On September 5 (or 9), 1569, one of the most important Flemish painters of the sixteenth century Peter Bruegel the Elder died.
For me, his art has always had a special appeal. Even though he has never been as celebrated as the great Italian Renaissance masters, or even the Northern Renaissance greats like Albrecht Durer and Hans Holbein, I find him to be one of the most compelling Renaissance artists. Known as the “Peasant Bruegel” because of his landscapes and scenes of townsfolk, Bruegel’s art thrives on a sense of place, the activity of everyday life, and a certain “grittiness”.
But Bruegel’s art is more than pastoral done well. His work, like the earlier works of Hieronymus Bosch, balances overtly moral themes (like The Battle between Carnival and Lent above) with a realism, and at times surrealism, that is not seen very much until the 19th century. Like so much of the Northern Renaissance, Bruegel’s work breaks away from much of the idealism and formalities of the Italian Renaissance, seeking to depict the average human being doing things that the average human being does, whether it is milking a goat, wearing a carnival mask, or falling backwards over a bench. These are the sort of commonplace scenes that color Bruegel’s paintings.
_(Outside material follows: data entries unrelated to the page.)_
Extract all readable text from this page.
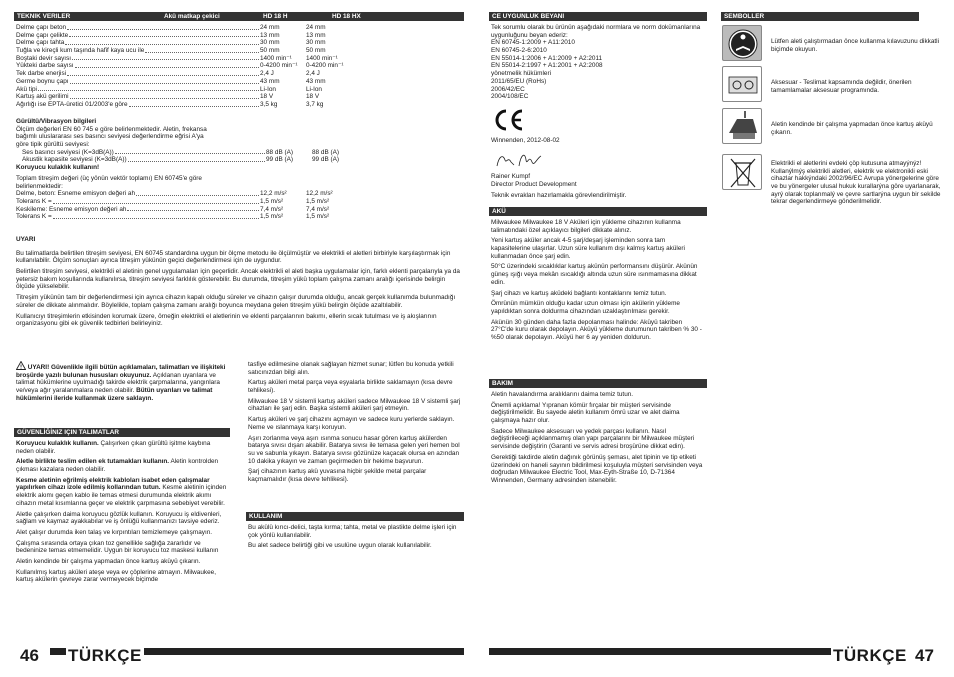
TEKNIK VERILER	Akü matkap çekici	HD 18 H	HD 18 HX
Delme çapı beton	24 mm	24 mm
Delme çapı çelikte	13 mm	13 mm
Delme çapı tahta	30 mm	30 mm
Tuğla ve kireçli kum taşında hafif kaya ucu ile	50 mm	50 mm
Boştaki devir sayısı	1400 min⁻¹	1400 min⁻¹
Yükteki darbe sayısı	0-4200 min⁻¹	0-4200 min⁻¹
Tek darbe enerjisi	2,4 J	2,4 J
Germe boynu çapı	43 mm	43 mm
Akü tipi	Li-Ion	Li-Ion
Kartuş akü gerilimi	18 V	18 V
Ağırlığı ise EPTA-üretici 01/2003'e göre	3,5 kg	3,7 kg
Gürültü/Vibrasyon bilgileri
Ölçüm değerleri EN 60 745 e göre belirlenmektedir. Aletin, frekansa bağımlı uluslararası ses basıncı seviyesi değerlendirme eğrisi A'ya göre tipik gürültü seviyesi:
Ses basıncı seviyesi (K=3dB(A))	88 dB (A)	88 dB (A)
Akustik kapasite seviyesi (K=3dB(A))	99 dB (A)	99 dB (A)
Koruyucu kulaklık kullanın!
Toplam titreşim değeri (üç yönün vektör toplamı) EN 60745'e göre belirlenmektedir:
Delme, beton: Esneme emisyon değeri ah	12,2 m/s²	12,2 m/s²
Tolerans K =	1,5 m/s²	1,5 m/s²
Keskileme: Esneme emisyon değeri ah	7,4 m/s²	7,4 m/s²
Tolerans K =	1,5 m/s²	1,5 m/s²
UYARI

Bu talimatlarda belirtilen titreşim seviyesi, EN 60745 standardına uygun bir ölçme metodu ile ölçülmüştür ve elektrikli el aletleri birbiriyle karşılaştırmak için kullanılabilir. Ölçüm sonuçları ayrıca titreşim yükünün geçici değerlendirmesi için de uygundur.

Belirtilen titreşim seviyesi, elektrikli el aletinin genel uygulamaları için geçerlidir. Ancak elektrikli el aleti başka uygulamalar için, farklı eklenti parçalarıyla ya da yetersiz bakım koşullarında kullanılırsa, titreşim seviyesi farklılık gösterebilir. Bu durumda, titreşim yükü toplam çalışma zamanı aralığı içerisinde belirgin ölçüde yükselebilir.

Titreşim yükünün tam bir değerlendirmesi için ayrıca cihazın kapalı olduğu süreler ve cihazın çalışır durumda olduğu, ancak gerçek kullanımda bulunmadığı süreler de dikkate alınmalıdır. Böylelikle, toplam çalışma zamanı aralığı boyunca meydana gelen titreşim yükü belirgin ölçüde azaltılabilir.

Kullanıcıyı titreşimlerin etkisinden korumak üzere, örneğin elektrikli el aletlerinin ve eklenti parçalarının bakımı, ellerin sıcak tutulması ve iş akışlarının organizasyonu gibi ek güvenlik tedbirleri belirleyiniz.

! UYARI! Güvenlikle ilgili bütün açıklamaları, talimatları ve ilişkiteki broşürde yazılı bulunan hususları okuyunuz. Açıklanan uyarılara ve talimat hükümlerine uyulmadığı takirde elektrik çarpmalarına, yangınlara ve/veya ağır yaralanmalara neden olabilir. Bütün uyarıları ve talimat hükümlerini ileride kullanmak üzere saklayın.

GÜVENLİĞİNIZ IÇIN TALIMATLAR

Koruyucu kulaklık kullanın. Çalışırken çıkan gürültü işitme kaybına neden olabilir.

Aletle birlikte teslim edilen ek tutamakları kullanın. Aletin kontrolden çıkması kazalara neden olabilir.

Kesme aletinin eğrilmiş elektrik kabloları isabet eden çalışmalar yapılırken cihazı izole edilmiş kollarından tutun. Kesme aletinin içinden elektrik akımı geçen kablo ile temas etmesi durumunda elektrik akımı cihazın metal kısımlarına geçer ve elektrik çarpmasına sebebiyet verebilir.

Aletle çalışırken daima koruyucu gözlük kullanın. Koruyucu iş eldivenleri, sağlam ve kaymaz ayakkabılar ve iş önlüğü kullanmanızı tavsiye ederiz.

Alet çalışır durumda iken talaş ve kırpıntıları temizlemeye çalışmayın.

Çalışma sırasında ortaya çıkan toz genellikle sağlığa zararlıdır ve bedeninize temas etmemelidir. Uygun bir koruyucu toz maskesi kullanın

Aletin kendinde bir çalışma yapmadan önce kartuş aküyü çıkarın.

Kullanılmış kartuş aküleri ateşe veya ev çöplerine atmayın. Milwaukee, kartuş akülerin çevreye zarar vermeyecek biçimde

tasfiye edilmesine olanak sağlayan hizmet sunar; lütfen bu konuda yetkili satıcınızdan bilgi alın.

Kartuş aküleri metal parça veya eşyalarla birlikte saklamayın (kısa devre tehlikesi).

Milwaukee 18 V sistemli kartuş aküleri sadece Milwaukee 18 V sistemli şarj cihazları ile şarj edin. Başka sistemli aküleri şarj etmeyin.

Kartuş aküleri ve şarj cihazını açmayın ve sadece kuru yerlerde saklayın. Neme ve ıslanmaya karşı koruyun.

Aşırı zorlanma veya aşırı ısınma sonucu hasar gören kartuş akülerden batarya sıvısı dışarı akabilir. Batarya sıvısı ile temasa gelen yeri hemen bol su ve sabunla yıkayın. Batarya sıvısı gözünüze kaçacak olursa en azından 10 dakika yıkayın ve zaman geçirmeden bir hekime başvurun.

Şarj cihazının kartuş akü yuvasına hiçbir şekilde metal parçalar kaçmamalıdır (kısa devre tehlikesi).

KULLANIM

Bu akülü kırıcı-delici, taşta kırma; tahta, metal ve plastikte delme işleri için çok yönlü kullanılabilir.

Bu alet sadece belirtiği gibi ve usulüne uygun olarak kullanılabilir.

46 TÜRKÇE
CE UYGUNLUK BEYANI
Tek sorumlu olarak bu ürünün aşağıdaki normlara ve norm dokümanlarına uygunluğunu beyan ederiz:
EN 60745-1:2009 + A11:2010
EN 60745-2-6:2010
EN 55014-1:2006 + A1:2009 + A2:2011
EN 55014-2:1997 + A1:2001 + A2:2008
yönetmelik hükümleri
2011/65/EU (RoHs)
2006/42/EC
2004/108/EC
Winnenden, 2012-08-02
Rainer Kumpf
Director Product Development
Teknik evrakları hazırlamakla görevlendirilmiştir.
AKÜ

Milwaukee Milwaukee 18 V Aküleri için yükleme cihazının kullanma talimatındaki özel açıklayıcı bilgileri dikkate alınız.

Yeni kartuş aküler ancak 4-5 şarj/deşarj işleminden sonra tam kapasitelerine ulaşırlar. Uzun süre kullanım dışı kalmış kartuş aküleri kullanmadan önce şarj edin.

50°C üzerindeki sıcaklıklar kartuş akünün performansını düşürür. Akünün güneş ışığı veya mekân ısıcaklığı altında uzun süre ısınmamasına dikkat edin.

Şarj cihazı ve kartuş aküdeki bağlantı kontaklarını temiz tutun.

Ömrünün mümkün olduğu kadar uzun olması için akülerin yükleme yapıldıktan sonra doldurma cihazından uzaklaştırılması gerekir.

Akünün 30 günden daha fazla depolanması halinde: Aküyü takriben 27°C'de kuru olarak depolayın. Aküyü yükleme durumunun takriben % 30 - %50 olarak depolayın. Aküyü her 6 ay yeniden doldurun.

BAKIM

Aletin havalandırma aralıklarını daima temiz tutun.

Önemli açıklama! Yıpranan kömür fırçalar bir müşteri servisinde değiştirilmelidir. Bu sayede aletin kullanım ömrü uzar ve alet daima çalışmaya hazır olur.

Sadece Milwaukee aksesuarı ve yedek parçası kullanın. Nasıl değiştirileceği açıklanmamış olan yapı parçalarını bir Milwaukee müşteri servisinde değiştirin (Garanti ve servis adresi broşürüne dikkat edin).

Gerektiği takdirde aletin dağınık görünüş şeması, alet tipinin ve tip etiketi üzerindeki on haneli sayının bildirilmesi koşuluyla müşteri servisinden veya doğrudan Milwaukee Electric Tool, Max-Eyth-Straße 10, D-71364 Winnenden, Germany adresinden istenebilir.

SEMBOLLER
Lütfen aleti çalıştırmadan önce kullanma kılavuzunu dikkatli biçimde okuyun.
Aksesuar - Teslimat kapsamında değildir, önerilen tamamlamalar aksesuar programında.
Aletin kendinde bir çalışma yapmadan önce kartuş aküyü çıkarın.
Elektrikli el aletlerini evdeki çöp kutusuna atmayýnýz! Kullanýlmýş elektrikli aletleri, elektrik ve elektronikli eski cihazlar hakkýndaki 2002/96/EC Avrupa yönergelerine göre ve bu yönergeler ulusal hukuk kurallarýna göre uyarlanarak, ayrý olarak toplanmalý ve çevre sartlarýna uygun bir sekilde tekrar degerlendirmeye gönderilmelidir.
TÜRKÇE 47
At the heart of his sense of place is Bruegel’s emphasis on community, which challenges much of the emerging individualism of the period. Even in scenes with an essential individual, the individual is incorporated into a larger society. In Christ Carrying the Cross, the Virgin and Christ, while obvious and prominent, are surrounded by crowds of humanity, many of whom are not focused on either figure but are part of a larger stream moving towards Calgary.
Finally, Bruegel’s art seems to always carry with it a certain joy. Sometimes it is whimsical, and sometimes it seems almost somber. The joy in in Bruegel’s art revolves around the folly of humanity, our essential corruption alongside our capacity for charity, kindness, respect, festival, and laughter.